La nécessité d'un bilan des progrès accomplis dans l'application de la Convention de Berne
Réponse à Recommandation
| Doc. 12807
| 12 décembre 2011
- Auteur(s) :
- Comité des Ministres
- Origine
- Adoptée à la 1129e réunion
des Délégués des Ministres (7 décembre 2011). 2012 - Première partie de session
- Réponse à Recommandation
- : Recommandation 1964
(2011)
- Thesaurus
1. Le Comité des Ministres a pris note de
la
Recommandation 1964
(2011) de l'Assemblée parlementaire sur «La nécessité
d'un bilan des progrès accomplis dans l'application de la Convention
de Berne» et l’a portée à l’attention des gouvernements des Etats
membres. Il a également communiqué cette recommandation au Comité
permanent de la Convention de Berne, dont les commentaires sont
pris en compte dans la présente réponse.
2. La faune et la flore sauvages constituent un patrimoine naturel
d'intérêt majeur qui doit être préservé et transmis aux générations
futures. Au-delà de la préservation du patrimoine remarquable, la
conservation et l’utilisation durable de la nature et de la biodiversité
sont une contribution essentielle pour assurer un environnement
sain pour tous et pour favoriser le développement durable. Le Comité
des Ministres salue les efforts de coopération entrepris en la matière
par les Etats parties à la Convention de Berne et les encourage à
rendre les activités de la convention plus visibles sur la scène
internationale. Il relève en particulier les travaux menés par les
groupes d’experts créés par le Comité permanent en vertu de la Convention
de Berne, pour faire face aux menaces spécifiques et aux exigences
en matière de sauvegarde de divers habitats, espèces, sites et processus
et pour assurer le suivi de l’application des recommandations du
Comité permanent.
3. Il informe l’Assemblée que la coopération avec l'Union européenne
et avec l'Agence européenne pour l'environnement s'est intensifiée
au courant de l’année 2011 et devrait se poursuivre, notamment dans
le domaine de l'harmonisation du Réseau émeraude de zones d'intérêt
spécial pour la conservation, constitué dans le cadre de la Convention
de Berne avec le réseau écologique Natura 2000, mis en place en
vertu des Directives habitats et oiseaux de l'Union européenne.

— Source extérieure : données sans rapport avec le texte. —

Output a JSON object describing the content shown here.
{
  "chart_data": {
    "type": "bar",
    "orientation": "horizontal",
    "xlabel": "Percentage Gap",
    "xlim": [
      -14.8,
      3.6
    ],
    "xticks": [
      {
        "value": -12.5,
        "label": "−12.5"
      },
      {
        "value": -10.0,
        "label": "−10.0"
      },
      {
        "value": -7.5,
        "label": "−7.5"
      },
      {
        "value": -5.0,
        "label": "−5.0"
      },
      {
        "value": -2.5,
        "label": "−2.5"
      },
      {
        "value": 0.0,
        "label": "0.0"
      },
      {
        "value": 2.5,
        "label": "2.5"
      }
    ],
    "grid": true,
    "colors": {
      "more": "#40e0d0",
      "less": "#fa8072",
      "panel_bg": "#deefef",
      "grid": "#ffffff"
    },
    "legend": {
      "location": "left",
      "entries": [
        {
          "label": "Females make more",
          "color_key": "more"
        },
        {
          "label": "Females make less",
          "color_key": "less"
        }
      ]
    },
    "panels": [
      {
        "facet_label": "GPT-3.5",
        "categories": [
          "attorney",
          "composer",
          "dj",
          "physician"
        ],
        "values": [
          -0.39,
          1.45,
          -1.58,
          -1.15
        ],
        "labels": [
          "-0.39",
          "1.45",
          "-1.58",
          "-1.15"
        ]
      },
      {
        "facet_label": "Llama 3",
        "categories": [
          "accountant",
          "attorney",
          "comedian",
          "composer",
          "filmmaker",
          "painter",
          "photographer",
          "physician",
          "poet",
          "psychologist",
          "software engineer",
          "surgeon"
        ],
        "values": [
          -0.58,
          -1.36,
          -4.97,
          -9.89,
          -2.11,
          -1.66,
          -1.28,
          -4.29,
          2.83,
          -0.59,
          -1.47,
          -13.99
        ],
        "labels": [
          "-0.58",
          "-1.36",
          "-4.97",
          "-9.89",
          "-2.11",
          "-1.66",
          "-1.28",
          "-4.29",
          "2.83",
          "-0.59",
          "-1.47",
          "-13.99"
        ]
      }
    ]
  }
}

4. Par ailleurs, il rappelle que la Convention de Berne a conclu
des Memoranda de coopération avec la Convention sur la diversité
biologique (en 2008) d’une part et avec l'Union internationale pour
la conservation de la nature (UICN, 2010) d’autre part. Ces accords
sont des outils de promotion d’échanges d'informations et d'expériences
sur la mise en œuvre des programmes de travail respectifs de ces
institutions. Ils contribuent également au renforcement de la coopération
institutionnelle et technique sur des préoccupations communes telles
que les zones protégées et les réseaux écologiques, les services
des écosystèmes, les espèces exotiques envahissantes, la diversité
biologique et le changement climatique.
5. La Convention de Berne a joué un rôle de pionnière en matière
de protection de l'environnement en encourageant la coopération
entre les Etats et l'harmonisation des législations et en proposant
aux Parties les outils nécessaires à leur mise en œuvre. Le Comité
des Ministres reconnaît l’importance d’une application efficace
de la législation environnementale, y compris la mise en œuvre des
recommandations du Comité permanent, ainsi que des efforts de communication,
d'éducation et de sensibilisation du public sur les activités de
la Convention de Berne.
6. Il encourage la Fédération de Russie et la République de Saint-Marin
à envisager de signer et ratifier la Convention de Berne.
7. En réponse à la recommandation de l’Assemblée parlementaire
de placer les activités de la Convention de Berne parmi les priorités
du Conseil de l’Europe, le Comité des Ministres rappelle que la
mission essentielle du Conseil de l'Europe est de préserver et promouvoir
les droits de l'homme, la démocratie et l'Etat de droit. Le Comité
des Ministres rappelle son attachement à la Convention de Berne
et encourage le Comité permanent et ses groupes d’experts à poursuivre
leurs activités en faveur de la sauvegarde et de l’utilisation durable
de la biodiversité biologique afin d’assurer un environnement sain
pour tous. Dans cette perspective, le Comité permanent devra prendre
en compte le contexte actuel de recentrage des activités et des ressources.
C’est pourquoi le Comité des Ministres appuie le renforcement de
l’analyse des moyens visant à assurer un avenir durable et significatif
aux travaux de la Convention de Berne.